Clinical Division and Laboratory of Intensive Care Medicine, Department of Cellular and Molecular Medicine, KU Leuven, 3000, Leuven, Belgium.
Crit Care. 2021 Oct 25;25(1):373. doi: 10.1186/s13054-021-03772-6.
Recent evidence suggests a potentially protective effect of increasing ketone body availability via accepting low macronutrient intake early after onset of critical illness. The impact of blood glucose control with insulin on circulating ketones is unclear. Whereas lowering blood glucose may activate ketogenesis, high insulin concentrations may have the opposite effect. We hypothesized that the previously reported protective effects of tight glucose control in critically ill patients receiving early parenteral nutrition may have been mediated in part by activation of ketogenesis.
This is a secondary analysis of 3 randomized controlled trials on tight versus liberal blood glucose control in the intensive care unit, including 700 critically ill children and 2748 critically ill adults. All patients received early parenteral nutrition as part of the contemporary standard of care. Before studying a potential mediator role of circulating ketones in improving outcome, we performed a time course analysis to investigate whether tight glucose control significantly affected ketogenesis and to identify a day of maximal effect, if any. We quantified plasma/serum 3-hydroxybutyrate concentrations from intensive care unit admission until day 3 in 2 matched subsets of 100 critically ill children and 100 critically ill adults. Univariable differences between groups were investigated by Kruskal-Wallis test. Differences in 3-hydroxybutyrate concentrations between study days were investigated by Wilcoxon signed-rank test.
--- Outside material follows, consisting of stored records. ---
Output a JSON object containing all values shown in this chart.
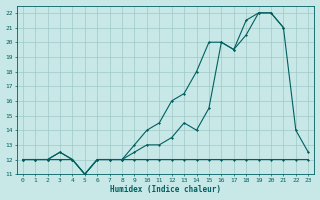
{
  "title": "",
  "xlabel": "Humidex (Indice chaleur)",
  "xlim": [
    -0.5,
    23.5
  ],
  "ylim": [
    11,
    22.5
  ],
  "yticks": [
    11,
    12,
    13,
    14,
    15,
    16,
    17,
    18,
    19,
    20,
    21,
    22
  ],
  "xticks": [
    0,
    1,
    2,
    3,
    4,
    5,
    6,
    7,
    8,
    9,
    10,
    11,
    12,
    13,
    14,
    15,
    16,
    17,
    18,
    19,
    20,
    21,
    22,
    23
  ],
  "bg_color": "#c8e8e8",
  "grid_color": "#a0c8c8",
  "line_color": "#006060",
  "line1_x": [
    0,
    1,
    2,
    3,
    4,
    5,
    6,
    7,
    8,
    9,
    10,
    11,
    12,
    13,
    14,
    15,
    16,
    17,
    18,
    19,
    20,
    21,
    22,
    23
  ],
  "line1_y": [
    12,
    12,
    12,
    12,
    12,
    11,
    12,
    12,
    12,
    12,
    12,
    12,
    12,
    12,
    12,
    12,
    12,
    12,
    12,
    12,
    12,
    12,
    12,
    12
  ],
  "line2_x": [
    0,
    1,
    2,
    3,
    4,
    5,
    6,
    7,
    8,
    9,
    10,
    11,
    12,
    13,
    14,
    15,
    16,
    17,
    18,
    19,
    20,
    21
  ],
  "line2_y": [
    12,
    12,
    12,
    12.5,
    12,
    11,
    12,
    12,
    12,
    12.5,
    13,
    13,
    13.5,
    14.5,
    14,
    15.5,
    20,
    19.5,
    21.5,
    22,
    22,
    21
  ],
  "line3_x": [
    0,
    1,
    2,
    3,
    4,
    5,
    6,
    7,
    8,
    9,
    10,
    11,
    12,
    13,
    14,
    15,
    16,
    17,
    18,
    19,
    20,
    21,
    22,
    23
  ],
  "line3_y": [
    12,
    12,
    12,
    12.5,
    12,
    11,
    12,
    12,
    12,
    13,
    14,
    14.5,
    16,
    16.5,
    18,
    20,
    20,
    19.5,
    20.5,
    22,
    22,
    21,
    14,
    12.5
  ]
}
In critically ill children and adults receiving early parenteral nutrition, tight glucose control, as compared with liberal glucose control, lowered mean morning blood glucose on days 1-3 (P < 0.0001) via infusing insulin at a higher dose (P < 0.0001). Throughout the study period, caloric intake was not different between groups. In both children and adults, tight glucose control did not affect 3-hydroxybutyrate concentrations, which were suppressed on ICU days 1-3 and significantly lower than the ICU admission values for both groups (P < 0.0001).
Tight versus liberal glucose control in the context of early parenteral nutrition did not affect 3-hydroxybutyrate concentrations in critically ill patients. Hence, the protective effects of tight glucose control in this context cannot be attributed to increased ketone body availability.
最近的证据表明,在重症疾病发作后早期接受低宏量营养素摄入可能会增加酮体的可用性,从而产生潜在的保护作用。胰岛素控制血糖对循环酮体的影响尚不清楚。虽然降低血糖可能会激活酮生成,但高胰岛素浓度可能会产生相反的效果。我们假设,先前报道的在接受早期肠外营养的重症患者中严格血糖控制的保护作用可能部分是通过酮生成的激活介导的。
这是对重症监护病房中严格血糖控制与宽松血糖控制的 3 项随机对照试验的二次分析,包括 700 名重症儿童和 2748 名重症成人。所有患者均接受早期肠外营养作为当代标准治疗的一部分。在研究循环酮体在改善预后中的潜在中介作用之前,我们进行了时间过程分析,以调查严格血糖控制是否会显著影响酮生成,并确定是否存在最大影响的一天。我们从重症监护病房入院开始至第 3 天,在 100 名重症儿童和 100 名重症成人的 2 个匹配亚组中定量检测血浆/血清 3-羟基丁酸浓度。通过 Kruskal-Wallis 检验比较组间的单变量差异。通过 Wilcoxon 符号秩检验比较研究日之间 3-羟基丁酸浓度的差异。
在接受早期肠外营养的重症儿童和成人中,与宽松血糖控制相比,严格血糖控制在第 1-3 天降低了平均早晨血糖(P < 0.0001),方法是输注更高剂量的胰岛素(P < 0.0001)。整个研究期间,两组的热量摄入没有差异。在儿童和成人中,严格血糖控制均未影响 3-羟基丁酸浓度,两组在重症监护病房第 1-3 天均受到抑制,且均明显低于两组的重症监护病房入院值(P < 0.0001)。
在早期肠外营养的背景下,与宽松血糖控制相比,严格血糖控制并未影响重症患者的 3-羟基丁酸浓度。因此,在这种情况下严格血糖控制的保护作用不能归因于酮体可用性的增加。